We love predicting the end of the world. Sure we have the Mayan 2012 end, but who could forget Harold Camping’s prediction of the raptures back in May of 2011. While some decided to stay home to repent in preparation for the predicted raptures, my best friend and I took to the always classy Seaside boardwalk. Not the best place to be when you’re supposedly about to be judged for the rest of eternity (Just watch five minutes of MTV and my point will be proven). Our Rapture day was spent gallivanting up and down the boardwalk, making jokes about a particular dinosaur returning from extinction.

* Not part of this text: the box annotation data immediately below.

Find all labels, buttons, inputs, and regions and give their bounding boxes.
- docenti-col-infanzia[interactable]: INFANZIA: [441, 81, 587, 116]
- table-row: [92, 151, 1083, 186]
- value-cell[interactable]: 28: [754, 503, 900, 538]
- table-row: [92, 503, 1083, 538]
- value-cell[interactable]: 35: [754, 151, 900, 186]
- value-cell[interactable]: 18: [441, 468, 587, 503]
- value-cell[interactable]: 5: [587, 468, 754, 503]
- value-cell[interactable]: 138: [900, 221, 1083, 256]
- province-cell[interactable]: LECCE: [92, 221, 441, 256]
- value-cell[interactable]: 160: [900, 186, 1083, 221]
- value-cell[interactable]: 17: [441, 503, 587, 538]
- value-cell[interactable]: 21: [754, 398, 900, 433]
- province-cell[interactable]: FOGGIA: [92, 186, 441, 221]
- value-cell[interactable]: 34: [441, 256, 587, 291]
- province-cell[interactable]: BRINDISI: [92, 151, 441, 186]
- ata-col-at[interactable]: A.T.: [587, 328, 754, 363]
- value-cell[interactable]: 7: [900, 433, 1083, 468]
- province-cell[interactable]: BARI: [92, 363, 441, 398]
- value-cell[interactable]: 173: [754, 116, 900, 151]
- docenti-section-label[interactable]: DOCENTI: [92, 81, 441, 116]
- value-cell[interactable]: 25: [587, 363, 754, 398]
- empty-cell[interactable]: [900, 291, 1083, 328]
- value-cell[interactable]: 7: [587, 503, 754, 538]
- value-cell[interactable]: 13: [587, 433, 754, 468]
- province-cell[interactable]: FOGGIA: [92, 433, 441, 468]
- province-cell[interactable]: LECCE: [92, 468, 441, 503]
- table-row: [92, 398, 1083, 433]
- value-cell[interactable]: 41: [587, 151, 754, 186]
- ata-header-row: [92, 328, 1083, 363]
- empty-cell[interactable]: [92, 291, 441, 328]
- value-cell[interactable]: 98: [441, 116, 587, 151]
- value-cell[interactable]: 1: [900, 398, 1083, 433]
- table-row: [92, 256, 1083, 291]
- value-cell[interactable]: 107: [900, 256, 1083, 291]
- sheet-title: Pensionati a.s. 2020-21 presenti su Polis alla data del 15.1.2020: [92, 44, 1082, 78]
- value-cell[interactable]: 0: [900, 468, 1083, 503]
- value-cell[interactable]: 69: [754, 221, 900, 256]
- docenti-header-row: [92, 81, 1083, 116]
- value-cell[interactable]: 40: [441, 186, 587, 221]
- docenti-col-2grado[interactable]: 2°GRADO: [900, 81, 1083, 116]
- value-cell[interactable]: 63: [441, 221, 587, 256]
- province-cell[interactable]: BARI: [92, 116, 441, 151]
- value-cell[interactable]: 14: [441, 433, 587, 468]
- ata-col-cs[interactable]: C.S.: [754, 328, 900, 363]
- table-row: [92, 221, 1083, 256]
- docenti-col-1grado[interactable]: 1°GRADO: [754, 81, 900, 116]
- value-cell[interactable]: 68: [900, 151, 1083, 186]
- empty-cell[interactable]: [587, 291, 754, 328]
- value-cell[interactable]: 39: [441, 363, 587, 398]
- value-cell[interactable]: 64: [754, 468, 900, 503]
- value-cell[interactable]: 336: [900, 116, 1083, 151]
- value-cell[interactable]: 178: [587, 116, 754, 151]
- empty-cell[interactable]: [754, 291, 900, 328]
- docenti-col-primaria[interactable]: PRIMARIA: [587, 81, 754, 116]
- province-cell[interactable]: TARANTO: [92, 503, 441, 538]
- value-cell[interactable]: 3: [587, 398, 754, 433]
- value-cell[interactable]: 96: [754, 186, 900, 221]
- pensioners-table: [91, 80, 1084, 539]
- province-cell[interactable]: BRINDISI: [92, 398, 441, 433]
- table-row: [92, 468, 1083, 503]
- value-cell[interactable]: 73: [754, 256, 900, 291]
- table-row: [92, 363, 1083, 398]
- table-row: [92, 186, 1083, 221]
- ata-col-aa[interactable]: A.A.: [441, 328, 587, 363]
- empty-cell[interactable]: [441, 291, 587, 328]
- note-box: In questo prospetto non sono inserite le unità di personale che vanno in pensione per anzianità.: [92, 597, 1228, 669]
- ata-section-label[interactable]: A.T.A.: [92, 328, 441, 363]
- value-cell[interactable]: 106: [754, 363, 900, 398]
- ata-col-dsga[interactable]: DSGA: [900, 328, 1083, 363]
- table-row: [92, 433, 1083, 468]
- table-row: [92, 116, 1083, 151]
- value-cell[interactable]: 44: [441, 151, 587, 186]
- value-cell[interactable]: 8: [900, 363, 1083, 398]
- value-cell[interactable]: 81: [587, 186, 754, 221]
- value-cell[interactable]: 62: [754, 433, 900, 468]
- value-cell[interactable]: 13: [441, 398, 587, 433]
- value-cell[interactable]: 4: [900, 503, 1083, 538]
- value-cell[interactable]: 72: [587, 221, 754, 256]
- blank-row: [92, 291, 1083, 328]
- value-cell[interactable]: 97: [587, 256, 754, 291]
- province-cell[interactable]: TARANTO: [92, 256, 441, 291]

It was minutes before the rapture was scheduled to be upon us (or at least, we guessed. Is the rapture in accordance with EST?). My friend turned to me as we both walk in faked fear –or maybe some of it was real fear, but we’ll never actually admit to that– and asked, “What will we do if it really is the end of the world?”
“Well, I guess then we’re screwed.” And on we went with our day.
The rapture didn’t come, and the world hasn’t ended, but I now have a much better understanding what it actually means for the world to end.. It goes without saying that I have never experienced the actual end of the world, but I have recently gotten pretty close.
I have always lived on the Jersey Shore. When I was younger it was in Keansburg and then I moved to Manchester, so my connection to the area is pretty strong. I grew up going to the beach and hanging out on various boardwalks every night of my summers. No place could ever feel more like home than the Jersey Shore.
So when Hurricane Sandy hit a few weeks ago, it hit hard, both literally and metaphorically speaking. I sat in my Arcadia apartment an hour and a half away from home as I watched collapsing boardwalks and flooded streets from my tiny TV screen. For those who have made their lives around the shore, it definitely felt like the end of the world.
This boardwalk, which I had walked with friends, acted like an idiot on, and stood upon making end of the world jokes, no longer exists.
Two weeks after the storm hit I got the opportunity to go and do restoration work in Keansburg. My entire family comes from that area, and for years my father served as a firefighter for the town, so I felt that I needed to help in any way I could. (Talking to my roommate about it, I was the Nightwing to my father’s Batman; “my father once was a savior to this town, now the time has come for me to restore the peace” -an almost exact quote from me).
No news coverage or pictures on the internet could have prepared me for what I saw. Sidewalks no longer existed. In their place were huge mounds of people’s belongings; from furniture, to photographs, and children’s toys, everyone’s life was thrown out, destroyed, and left for the garbage man to pick up.
Red papers had been stapled to each of the doors, which upon inspection told the residents that their homes were no longer fit to live in and they must immediately leave; this was a mild fate to those who had their notices spray-painted on whatever remained of their homes. One man, the owner of two dogs, remained in his house despite the safety warnings
because he had nowhere to go that would accept his companions. Instead, he lived in the small attic of a converted bungalow, walking the streets during the day.
A few doors down, we helped in one of the many houses that, as per FEMA (Federal Emergency Management Agency) orders, had to cut the drywall and remove the still wet insulation. So there I was, in what was once a recently remodeled living room, quite literally tearing apart someone’s house.
Another man, alone in his home, was clearing out and salvaging as many of his family treasures as he could save. A wedding album was found and frantically taken apart in hopes of salvaging the photographs.
A man who passed us in the streets stopped us and thanked us for volunteering. He and his two children were left homeless and on the streets for two days until he was able to find a temporary residence. Still, he asked us if there is anything that we needed to be more comfortable.
For these people and the thousands others affected, Hurricane Sandy was an end to the world that they knew. What once made up houses, now lays in parking lots once belonging to shopping centers, full of broken memories, stacked up taller than cranes.
There is a small ray of light within all of this destruction. There are troubling times ahead for all of those affected by Sandy on the entire East Coast. Rebuilding will not be easy, but it will be done. The Seaside that I have known all my life will never be there again. Rather, there will be new memories to be made as we enter this new beginning for the Jersey Shore. Hurricane Sandy was strong, but she’ll never be Jersey Strong.